A framework for intelligent document image enhancement
in pursuit of improved OCR performance
Ryno Kleinhans* and Stephan Nel,
University of Stellenbosch
SAMS Subject Classification Number: 12, 23, 25
A characteristic trait of the age of digitalisation is the ubiquitous transition from paper-reliant and manual-based business processes to fully digital, computer-assisted and automated versions thereof. Although many industries have already began with this transition away from paper documents, several real-world information chains are still intertwined with downstream paper-based systems. Some of these systems might require several decades to transition into a fully digital version thereof. Consequently, in order to fully automate these processes, the paper-based documents ought to be digitised.

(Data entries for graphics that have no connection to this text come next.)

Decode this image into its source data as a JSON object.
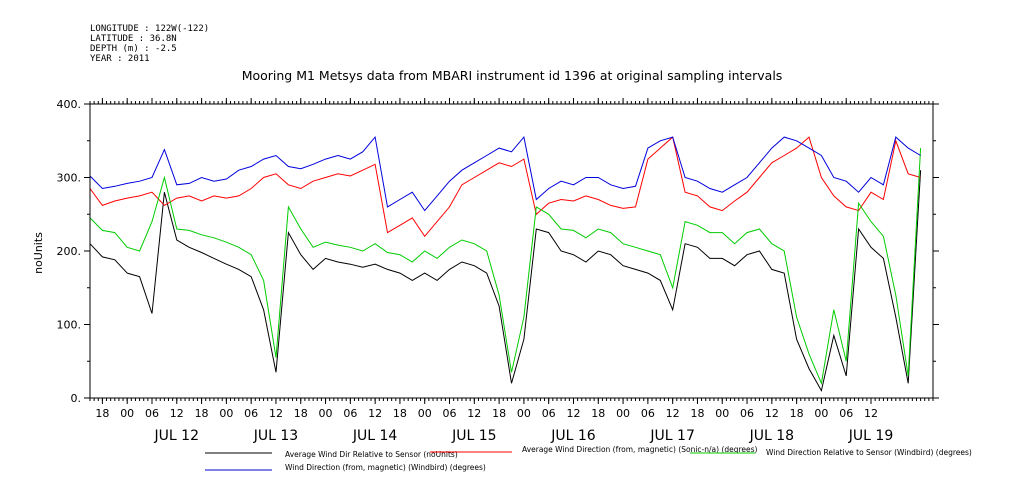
{
  "meta": {
    "lines": [
      "LONGITUDE : 122W(-122)",
      "LATITUDE : 36.8N",
      "DEPTH (m) : -2.5",
      "YEAR : 2011"
    ]
  },
  "chart_data": {
    "type": "line",
    "title": "Mooring M1 Metsys data from MBARI instrument id 1396 at original sampling intervals",
    "ylabel": "noUnits",
    "xlabel": "",
    "ylim": [
      0,
      400
    ],
    "xlim_hours": [
      -9,
      195
    ],
    "y_ticks": [
      "0.",
      "100.",
      "200.",
      "300.",
      "400."
    ],
    "x_tick_labels": [
      "18",
      "00",
      "06",
      "12",
      "18",
      "00",
      "06",
      "12",
      "18",
      "00",
      "06",
      "12",
      "18",
      "00",
      "06",
      "12",
      "18",
      "00",
      "06",
      "12",
      "18",
      "00",
      "06",
      "12",
      "18",
      "00",
      "06",
      "12",
      "18",
      "00",
      "06",
      "12"
    ],
    "x_tick_start_hour": 18,
    "x_tick_step_hours": 6,
    "date_labels": [
      "JUL 12",
      "JUL 13",
      "JUL 14",
      "JUL 15",
      "JUL 16",
      "JUL 17",
      "JUL 18",
      "JUL 19"
    ],
    "grid": false,
    "legend_position": "bottom",
    "series": [
      {
        "name": "Average Wind Dir Relative to Sensor (noUnits)",
        "color": "#000000",
        "x": [
          -9,
          -6,
          -3,
          0,
          3,
          6,
          9,
          12,
          15,
          18,
          21,
          24,
          27,
          30,
          33,
          36,
          39,
          42,
          45,
          48,
          51,
          54,
          57,
          60,
          63,
          66,
          69,
          72,
          75,
          78,
          81,
          84,
          87,
          90,
          93,
          96,
          99,
          102,
          105,
          108,
          111,
          114,
          117,
          120,
          123,
          126,
          129,
          132,
          135,
          138,
          141,
          144,
          147,
          150,
          153,
          156,
          159,
          162,
          165,
          168,
          171,
          174,
          177,
          180,
          183,
          186,
          189,
          192
        ],
        "y": [
          210,
          192,
          188,
          170,
          165,
          115,
          280,
          215,
          205,
          198,
          190,
          182,
          175,
          165,
          120,
          35,
          225,
          195,
          175,
          190,
          185,
          182,
          178,
          182,
          175,
          170,
          160,
          170,
          160,
          175,
          185,
          180,
          170,
          125,
          20,
          80,
          230,
          225,
          200,
          195,
          185,
          200,
          195,
          180,
          175,
          170,
          160,
          120,
          210,
          205,
          190,
          190,
          180,
          195,
          200,
          175,
          170,
          80,
          40,
          10,
          85,
          30,
          230,
          205,
          190,
          110,
          20,
          310
        ]
      },
      {
        "name": "Average Wind Direction (from, magnetic) (Sonic-n/a) (degrees)",
        "color": "#ff0000",
        "x": [
          -9,
          -6,
          -3,
          0,
          3,
          6,
          9,
          12,
          15,
          18,
          21,
          24,
          27,
          30,
          33,
          36,
          39,
          42,
          45,
          48,
          51,
          54,
          57,
          60,
          63,
          66,
          69,
          72,
          75,
          78,
          81,
          84,
          87,
          90,
          93,
          96,
          99,
          102,
          105,
          108,
          111,
          114,
          117,
          120,
          123,
          126,
          129,
          132,
          135,
          138,
          141,
          144,
          147,
          150,
          153,
          156,
          159,
          162,
          165,
          168,
          171,
          174,
          177,
          180,
          183,
          186,
          189,
          192
        ],
        "y": [
          285,
          262,
          268,
          272,
          275,
          280,
          262,
          272,
          275,
          268,
          275,
          272,
          275,
          285,
          300,
          305,
          290,
          285,
          295,
          300,
          305,
          302,
          310,
          318,
          225,
          235,
          245,
          220,
          240,
          260,
          290,
          300,
          310,
          320,
          315,
          325,
          250,
          265,
          270,
          268,
          275,
          270,
          262,
          258,
          260,
          325,
          340,
          355,
          280,
          275,
          260,
          255,
          268,
          280,
          300,
          320,
          330,
          340,
          355,
          300,
          275,
          260,
          255,
          280,
          270,
          350,
          305,
          300
        ]
      },
      {
        "name": "Wind Direction Relative to Sensor (Windbird) (degrees)",
        "color": "#00cc00",
        "x": [
          -9,
          -6,
          -3,
          0,
          3,
          6,
          9,
          12,
          15,
          18,
          21,
          24,
          27,
          30,
          33,
          36,
          39,
          42,
          45,
          48,
          51,
          54,
          57,
          60,
          63,
          66,
          69,
          72,
          75,
          78,
          81,
          84,
          87,
          90,
          93,
          96,
          99,
          102,
          105,
          108,
          111,
          114,
          117,
          120,
          123,
          126,
          129,
          132,
          135,
          138,
          141,
          144,
          147,
          150,
          153,
          156,
          159,
          162,
          165,
          168,
          171,
          174,
          177,
          180,
          183,
          186,
          189,
          192
        ],
        "y": [
          245,
          228,
          225,
          205,
          200,
          240,
          300,
          230,
          228,
          222,
          218,
          212,
          205,
          195,
          160,
          55,
          260,
          230,
          205,
          212,
          208,
          205,
          200,
          210,
          198,
          195,
          185,
          200,
          190,
          205,
          215,
          210,
          200,
          140,
          35,
          110,
          260,
          250,
          230,
          228,
          218,
          230,
          225,
          210,
          205,
          200,
          195,
          150,
          240,
          235,
          225,
          225,
          210,
          225,
          230,
          210,
          200,
          110,
          60,
          20,
          120,
          50,
          265,
          240,
          220,
          140,
          30,
          340
        ]
      },
      {
        "name": "Wind Direction (from, magnetic) (Windbird) (degrees)",
        "color": "#0000dd",
        "x": [
          -9,
          -6,
          -3,
          0,
          3,
          6,
          9,
          12,
          15,
          18,
          21,
          24,
          27,
          30,
          33,
          36,
          39,
          42,
          45,
          48,
          51,
          54,
          57,
          60,
          63,
          66,
          69,
          72,
          75,
          78,
          81,
          84,
          87,
          90,
          93,
          96,
          99,
          102,
          105,
          108,
          111,
          114,
          117,
          120,
          123,
          126,
          129,
          132,
          135,
          138,
          141,
          144,
          147,
          150,
          153,
          156,
          159,
          162,
          165,
          168,
          171,
          174,
          177,
          180,
          183,
          186,
          189,
          192
        ],
        "y": [
          302,
          285,
          288,
          292,
          295,
          300,
          338,
          290,
          292,
          300,
          295,
          298,
          310,
          315,
          325,
          330,
          315,
          312,
          318,
          325,
          330,
          325,
          335,
          355,
          260,
          270,
          280,
          255,
          275,
          295,
          310,
          320,
          330,
          340,
          335,
          355,
          270,
          285,
          295,
          290,
          300,
          300,
          290,
          285,
          288,
          340,
          350,
          355,
          300,
          295,
          285,
          280,
          290,
          300,
          320,
          340,
          355,
          350,
          340,
          330,
          300,
          295,
          280,
          300,
          290,
          355,
          340,
          330
        ]
      }
    ]
  }
}
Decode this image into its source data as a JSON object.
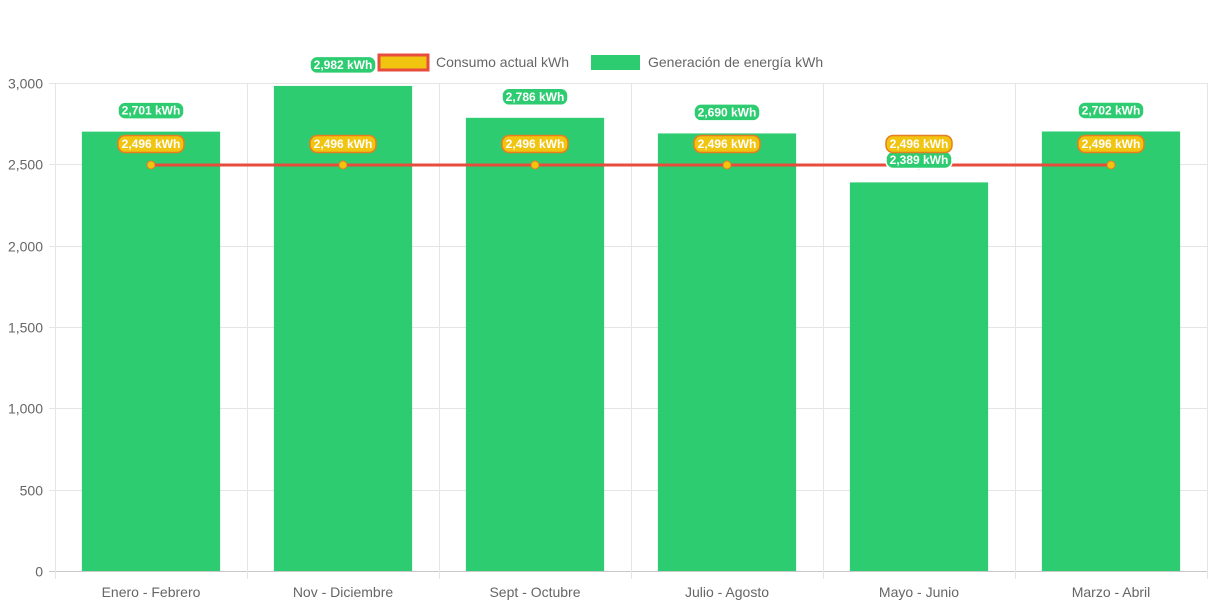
{
  "chart_data": {
    "type": "bar",
    "title": "",
    "xlabel": "",
    "ylabel": "",
    "ylim": [
      0,
      3000
    ],
    "y_ticks": [
      0,
      500,
      1000,
      1500,
      2000,
      2500,
      3000
    ],
    "y_tick_labels": [
      "0",
      "500",
      "1,000",
      "1,500",
      "2,000",
      "2,500",
      "3,000"
    ],
    "categories": [
      "Enero - Febrero",
      "Nov - Diciembre",
      "Sept - Octubre",
      "Julio - Agosto",
      "Mayo - Junio",
      "Marzo - Abril"
    ],
    "grid": true,
    "legend_position": "top",
    "series": [
      {
        "name": "Consumo actual kWh",
        "type": "line",
        "values": [
          2496,
          2496,
          2496,
          2496,
          2496,
          2496
        ],
        "labels": [
          "2,496 kWh",
          "2,496 kWh",
          "2,496 kWh",
          "2,496 kWh",
          "2,496 kWh",
          "2,496 kWh"
        ],
        "color": "#e74c3c",
        "point_color": "#f1c40f"
      },
      {
        "name": "Generación de energía kWh",
        "type": "bar",
        "values": [
          2701,
          2982,
          2786,
          2690,
          2389,
          2702
        ],
        "labels": [
          "2,701 kWh",
          "2,982 kWh",
          "2,786 kWh",
          "2,690 kWh",
          "2,389 kWh",
          "2,702 kWh"
        ],
        "color": "#2ecc71"
      }
    ]
  }
}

Computerised approaches, e.g. optical character recognition engines, have achieved notable success in accurately extracting pixel-based information into machine-encoded information. The performance of these engines are, however, reliant on the quality of the captured document images. Although there are a plethora of image enhancement techniques designed to increase image quality, the implementation of some of these techniques involves a large degree of dependency on human cognition as each document image require a unique set of preprocessing steps. Accordingly, the application of data-driven approaches from the realm of machine learning — more specifically, deep learning — certainly warrants consideration within the presented context.
In this presentation, a high-level overview is provided of a framework that aims to facilitate the text extraction procedure of document images by automating the preprocessing stage through means of intelligently identifying which combination of image enhancement techniques to implement in respect of individual images. Powerful approaches from the domain of computer vision, together with the implementation of transfer learning, are considered.